Dans les jours au monastère, dont la vie est régulièrement scandée par la prière, par la méditation et par le travail, j'ai eu la possibilité d'approfondir l'histoire de l'Abbaye en constatant sa contribution déterminante au développement de la ville. Selon la règle bénédictine "ora et labora", le monastère a été non seulement  un centre de vie liturgique et contemplative, mais aussi d'une civilisation concrète du travail, à travers les multiples œuvres réalisées telles que l'assainissement et le défrichage de la terre, la diffusion des techniques agricoles, la création du premier hôpital, de la première pharmacie de la région et de l'auberge pour l'accueil des étrangers et la promotion d'une véritable industrie artisanale. Tout cela a été possible justement pour l'importance que Saint Benoît attribuait, au-delà de la prière, au travail et à l'engagement humain. Dans le cours des siècles l'Abbaye a été en outre un phare de rayonnement culturel. Sa bibliothèque compte plus de cent-mille volumes et les œuvres d'art des différentes époques, notamment les fresques du Correggio du XVI siècle, sont encore aujourd'hui visitées par des touristes du monde entier.

Une occasion en plus pour rappeler que la technique, l'art, la culture sont toujours le fruit d'une vision, d'une foi. Les racines chrétiennes ont contribué à la floraison et au développement de ma ville d'origine, comme plus en général, de la civilisation européenne. La tension vers Dieu, recherché comme le seul nécessaire, loin de frustrer l'homme et son élan à la liberté et au progrès, constitue une source de tout cela. En sauvegardant un tel patrimoine, mon pays d'origine pourra dialoguer authentiquement avec ceux qui viennent de loin.

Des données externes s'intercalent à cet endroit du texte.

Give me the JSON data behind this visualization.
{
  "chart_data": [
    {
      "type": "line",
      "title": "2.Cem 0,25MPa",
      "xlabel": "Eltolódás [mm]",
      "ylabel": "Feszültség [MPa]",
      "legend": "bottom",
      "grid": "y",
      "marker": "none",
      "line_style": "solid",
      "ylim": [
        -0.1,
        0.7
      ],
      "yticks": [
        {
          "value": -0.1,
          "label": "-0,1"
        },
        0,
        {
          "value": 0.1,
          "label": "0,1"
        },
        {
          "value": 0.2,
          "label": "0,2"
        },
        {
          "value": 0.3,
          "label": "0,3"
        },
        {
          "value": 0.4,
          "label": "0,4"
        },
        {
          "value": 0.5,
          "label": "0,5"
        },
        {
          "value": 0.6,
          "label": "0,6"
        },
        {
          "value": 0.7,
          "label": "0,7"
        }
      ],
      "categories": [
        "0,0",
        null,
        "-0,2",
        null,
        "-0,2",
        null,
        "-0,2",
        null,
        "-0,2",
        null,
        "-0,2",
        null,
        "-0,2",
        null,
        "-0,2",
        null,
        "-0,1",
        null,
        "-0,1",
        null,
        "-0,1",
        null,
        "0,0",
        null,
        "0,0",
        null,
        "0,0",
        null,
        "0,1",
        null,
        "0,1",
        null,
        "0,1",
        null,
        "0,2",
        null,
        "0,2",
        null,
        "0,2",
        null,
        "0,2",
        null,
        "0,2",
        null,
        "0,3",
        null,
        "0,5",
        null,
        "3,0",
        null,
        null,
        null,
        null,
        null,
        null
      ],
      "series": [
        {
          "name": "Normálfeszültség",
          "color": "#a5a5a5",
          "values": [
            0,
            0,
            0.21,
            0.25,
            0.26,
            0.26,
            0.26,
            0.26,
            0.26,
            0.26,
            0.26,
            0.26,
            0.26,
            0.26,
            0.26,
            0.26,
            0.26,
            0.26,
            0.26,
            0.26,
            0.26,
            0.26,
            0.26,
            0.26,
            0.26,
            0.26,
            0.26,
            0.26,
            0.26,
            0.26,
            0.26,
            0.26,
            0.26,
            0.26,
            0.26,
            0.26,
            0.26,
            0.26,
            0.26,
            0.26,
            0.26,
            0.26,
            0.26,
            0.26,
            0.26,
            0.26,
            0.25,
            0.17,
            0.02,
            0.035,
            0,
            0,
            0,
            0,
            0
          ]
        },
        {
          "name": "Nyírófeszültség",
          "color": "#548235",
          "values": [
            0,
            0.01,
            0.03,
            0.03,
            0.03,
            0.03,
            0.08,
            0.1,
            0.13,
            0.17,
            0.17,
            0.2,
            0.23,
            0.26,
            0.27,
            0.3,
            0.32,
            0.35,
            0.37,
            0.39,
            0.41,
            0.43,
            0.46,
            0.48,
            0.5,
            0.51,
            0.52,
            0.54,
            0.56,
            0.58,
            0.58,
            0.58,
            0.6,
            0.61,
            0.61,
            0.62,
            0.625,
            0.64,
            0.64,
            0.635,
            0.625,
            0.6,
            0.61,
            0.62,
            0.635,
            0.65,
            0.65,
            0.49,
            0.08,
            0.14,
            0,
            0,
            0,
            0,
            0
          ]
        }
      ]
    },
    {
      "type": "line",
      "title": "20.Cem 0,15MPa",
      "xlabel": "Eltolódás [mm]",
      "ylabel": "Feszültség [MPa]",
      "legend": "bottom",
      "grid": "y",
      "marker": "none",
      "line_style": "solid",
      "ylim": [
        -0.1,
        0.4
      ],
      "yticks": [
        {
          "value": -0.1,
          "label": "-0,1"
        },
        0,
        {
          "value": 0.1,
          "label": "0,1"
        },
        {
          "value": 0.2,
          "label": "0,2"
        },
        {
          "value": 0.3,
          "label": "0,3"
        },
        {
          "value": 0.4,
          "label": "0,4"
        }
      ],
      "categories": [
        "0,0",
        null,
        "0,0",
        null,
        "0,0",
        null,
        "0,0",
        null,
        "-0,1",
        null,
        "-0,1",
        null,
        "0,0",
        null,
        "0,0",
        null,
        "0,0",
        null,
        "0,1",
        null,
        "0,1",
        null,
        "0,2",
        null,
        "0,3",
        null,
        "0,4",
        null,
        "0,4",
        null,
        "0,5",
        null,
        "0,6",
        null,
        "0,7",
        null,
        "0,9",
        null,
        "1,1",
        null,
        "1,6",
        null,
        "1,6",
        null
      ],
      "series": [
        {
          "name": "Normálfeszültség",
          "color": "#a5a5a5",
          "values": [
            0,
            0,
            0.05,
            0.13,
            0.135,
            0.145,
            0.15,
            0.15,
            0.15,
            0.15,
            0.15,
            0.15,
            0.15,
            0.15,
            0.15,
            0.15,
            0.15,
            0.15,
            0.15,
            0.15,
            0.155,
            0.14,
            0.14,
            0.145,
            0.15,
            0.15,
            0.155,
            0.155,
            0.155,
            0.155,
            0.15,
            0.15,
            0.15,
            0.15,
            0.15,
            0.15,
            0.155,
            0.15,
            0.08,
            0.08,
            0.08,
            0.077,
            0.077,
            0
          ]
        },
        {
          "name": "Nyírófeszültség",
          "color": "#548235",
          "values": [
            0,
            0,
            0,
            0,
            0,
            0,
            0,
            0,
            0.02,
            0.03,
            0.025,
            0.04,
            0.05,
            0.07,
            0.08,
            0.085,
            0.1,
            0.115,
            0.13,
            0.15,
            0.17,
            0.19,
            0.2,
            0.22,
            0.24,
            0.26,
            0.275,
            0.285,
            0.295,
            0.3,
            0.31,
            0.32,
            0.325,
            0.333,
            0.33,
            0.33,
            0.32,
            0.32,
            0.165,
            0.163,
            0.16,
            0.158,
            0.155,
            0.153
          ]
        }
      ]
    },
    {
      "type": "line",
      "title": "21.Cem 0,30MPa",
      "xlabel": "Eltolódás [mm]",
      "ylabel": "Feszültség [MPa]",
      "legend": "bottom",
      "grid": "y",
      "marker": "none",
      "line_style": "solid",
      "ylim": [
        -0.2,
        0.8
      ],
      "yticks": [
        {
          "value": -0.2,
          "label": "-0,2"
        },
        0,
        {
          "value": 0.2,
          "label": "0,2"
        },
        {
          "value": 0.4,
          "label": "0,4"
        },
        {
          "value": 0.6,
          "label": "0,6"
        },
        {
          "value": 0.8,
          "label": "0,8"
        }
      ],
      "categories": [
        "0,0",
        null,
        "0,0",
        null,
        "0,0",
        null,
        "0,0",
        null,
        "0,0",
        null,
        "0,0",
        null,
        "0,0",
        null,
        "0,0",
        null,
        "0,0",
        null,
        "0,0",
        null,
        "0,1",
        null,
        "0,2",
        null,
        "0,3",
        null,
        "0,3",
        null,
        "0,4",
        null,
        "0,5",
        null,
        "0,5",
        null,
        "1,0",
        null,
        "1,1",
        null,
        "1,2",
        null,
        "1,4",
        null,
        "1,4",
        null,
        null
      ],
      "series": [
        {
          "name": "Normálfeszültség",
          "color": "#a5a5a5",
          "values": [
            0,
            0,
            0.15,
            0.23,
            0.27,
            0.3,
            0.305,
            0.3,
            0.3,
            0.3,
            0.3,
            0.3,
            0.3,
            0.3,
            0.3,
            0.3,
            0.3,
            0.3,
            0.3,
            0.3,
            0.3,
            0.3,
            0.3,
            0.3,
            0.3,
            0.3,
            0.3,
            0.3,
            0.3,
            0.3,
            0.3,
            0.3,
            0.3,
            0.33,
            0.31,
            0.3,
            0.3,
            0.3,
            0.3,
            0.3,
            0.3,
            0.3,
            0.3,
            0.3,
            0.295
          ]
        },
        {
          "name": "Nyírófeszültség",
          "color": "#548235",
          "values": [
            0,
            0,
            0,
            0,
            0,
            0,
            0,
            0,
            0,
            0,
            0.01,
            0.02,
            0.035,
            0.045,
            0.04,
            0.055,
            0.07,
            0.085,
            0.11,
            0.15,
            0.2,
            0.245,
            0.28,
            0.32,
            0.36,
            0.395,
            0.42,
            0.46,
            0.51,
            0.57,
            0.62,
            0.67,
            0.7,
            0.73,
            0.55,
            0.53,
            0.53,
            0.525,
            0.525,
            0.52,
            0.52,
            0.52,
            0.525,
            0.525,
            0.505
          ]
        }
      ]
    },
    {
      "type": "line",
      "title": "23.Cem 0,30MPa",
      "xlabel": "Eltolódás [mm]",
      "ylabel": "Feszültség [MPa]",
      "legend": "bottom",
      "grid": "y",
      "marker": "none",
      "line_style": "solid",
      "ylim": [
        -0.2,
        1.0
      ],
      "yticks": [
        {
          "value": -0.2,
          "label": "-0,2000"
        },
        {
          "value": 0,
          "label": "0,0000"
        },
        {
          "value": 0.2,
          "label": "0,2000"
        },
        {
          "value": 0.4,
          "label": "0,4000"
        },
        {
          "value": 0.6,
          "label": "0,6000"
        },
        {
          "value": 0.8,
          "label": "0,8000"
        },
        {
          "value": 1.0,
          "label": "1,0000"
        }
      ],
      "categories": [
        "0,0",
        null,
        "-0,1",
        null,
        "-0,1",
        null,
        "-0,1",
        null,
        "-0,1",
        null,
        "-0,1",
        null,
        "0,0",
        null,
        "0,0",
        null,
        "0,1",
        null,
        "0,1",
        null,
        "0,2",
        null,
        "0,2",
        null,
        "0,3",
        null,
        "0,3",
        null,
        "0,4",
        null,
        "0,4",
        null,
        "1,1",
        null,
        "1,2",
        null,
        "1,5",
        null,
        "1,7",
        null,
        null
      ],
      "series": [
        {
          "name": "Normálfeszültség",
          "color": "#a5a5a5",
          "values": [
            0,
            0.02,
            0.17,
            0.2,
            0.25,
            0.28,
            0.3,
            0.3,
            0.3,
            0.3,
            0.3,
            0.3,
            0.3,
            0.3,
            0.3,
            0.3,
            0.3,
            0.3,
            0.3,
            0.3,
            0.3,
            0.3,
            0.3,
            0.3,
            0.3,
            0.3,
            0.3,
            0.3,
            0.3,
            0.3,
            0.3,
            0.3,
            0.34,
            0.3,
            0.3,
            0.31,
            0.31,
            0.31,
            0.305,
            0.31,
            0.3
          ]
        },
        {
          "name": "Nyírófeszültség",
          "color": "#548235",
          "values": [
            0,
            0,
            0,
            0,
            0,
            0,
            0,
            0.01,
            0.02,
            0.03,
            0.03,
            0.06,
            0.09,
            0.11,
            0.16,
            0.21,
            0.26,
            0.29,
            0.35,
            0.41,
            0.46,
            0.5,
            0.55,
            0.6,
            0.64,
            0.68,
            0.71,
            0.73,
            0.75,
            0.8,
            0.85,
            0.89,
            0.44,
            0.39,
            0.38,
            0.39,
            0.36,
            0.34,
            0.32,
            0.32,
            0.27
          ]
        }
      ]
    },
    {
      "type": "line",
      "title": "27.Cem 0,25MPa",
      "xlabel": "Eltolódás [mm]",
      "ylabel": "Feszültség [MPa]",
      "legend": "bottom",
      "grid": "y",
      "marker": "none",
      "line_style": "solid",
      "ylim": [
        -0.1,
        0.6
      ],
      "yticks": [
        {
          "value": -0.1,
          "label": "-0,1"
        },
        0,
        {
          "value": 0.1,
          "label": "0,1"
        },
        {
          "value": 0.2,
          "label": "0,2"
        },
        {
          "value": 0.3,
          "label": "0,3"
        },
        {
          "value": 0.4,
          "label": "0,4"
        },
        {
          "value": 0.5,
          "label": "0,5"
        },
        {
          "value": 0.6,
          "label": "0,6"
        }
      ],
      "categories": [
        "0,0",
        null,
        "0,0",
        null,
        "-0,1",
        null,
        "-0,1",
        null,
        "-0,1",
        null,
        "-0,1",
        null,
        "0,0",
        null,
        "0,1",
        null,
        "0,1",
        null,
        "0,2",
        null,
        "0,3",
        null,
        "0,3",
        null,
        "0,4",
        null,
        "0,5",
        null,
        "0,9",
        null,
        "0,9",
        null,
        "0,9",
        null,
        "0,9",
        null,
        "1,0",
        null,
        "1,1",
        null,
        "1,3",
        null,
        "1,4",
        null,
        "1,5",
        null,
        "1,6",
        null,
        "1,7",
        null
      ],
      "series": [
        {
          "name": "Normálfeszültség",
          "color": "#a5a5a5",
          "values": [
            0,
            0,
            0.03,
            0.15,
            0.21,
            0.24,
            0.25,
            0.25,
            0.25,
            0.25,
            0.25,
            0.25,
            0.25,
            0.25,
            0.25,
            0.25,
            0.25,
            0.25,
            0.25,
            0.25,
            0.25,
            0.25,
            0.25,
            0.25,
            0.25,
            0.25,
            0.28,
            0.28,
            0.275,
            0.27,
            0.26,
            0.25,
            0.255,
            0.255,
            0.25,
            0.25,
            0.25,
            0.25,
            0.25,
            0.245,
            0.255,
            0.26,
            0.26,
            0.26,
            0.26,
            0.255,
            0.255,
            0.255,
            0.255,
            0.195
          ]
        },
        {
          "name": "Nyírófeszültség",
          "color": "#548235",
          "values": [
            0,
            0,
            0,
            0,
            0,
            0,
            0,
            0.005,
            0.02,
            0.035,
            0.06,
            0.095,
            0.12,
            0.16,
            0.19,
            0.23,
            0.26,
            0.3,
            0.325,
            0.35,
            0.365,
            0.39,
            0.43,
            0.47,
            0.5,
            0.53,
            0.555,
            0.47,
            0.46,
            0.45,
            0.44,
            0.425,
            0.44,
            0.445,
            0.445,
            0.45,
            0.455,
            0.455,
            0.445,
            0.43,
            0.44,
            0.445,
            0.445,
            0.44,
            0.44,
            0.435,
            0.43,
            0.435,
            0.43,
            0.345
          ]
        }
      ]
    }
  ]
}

C'est ce qu'a aussi rappelé cette année Mgr Enrico Solmi, Évêque de mon diocèse d'origine, Parme, dansMgr Enrico Solmi son message traditionnel à l'occasion de la fête du Patron, Saint Hilaire de Poitiers. La ville aura un avenir si elle est capable de proposer aux jeunes "une culture dans laquelle l'on a une claire perception qu'il y a des 'choses', les essentielles, qui n'ont pas de prix, qui ne se vendent pas et qui ne s'achètent pas, qui nous précèdent et demeurent en même temps devant nous avec une constante tension de croissance, dans une fidélité créatrice à notre être personnel et social".

Chers fidèles d'Obeck, l'Europe, comme du reste l'Afrique, a un grand besoin de purifier sa culture dans la fidélité au Christ et aux valeurs évangéliques pour se retrouver elle-même et pour offrir aux peuples un avenir de progrès authentique. Avec espérance et réalisme, libérons donc nos terrains respectifs de tout complexe, préjugé ou illusion; sentons-nous responsables les uns des autres pour avancer ensemble dans le chemin commun qui sait arriver à l'homme concret, que Jésus nous a révélé.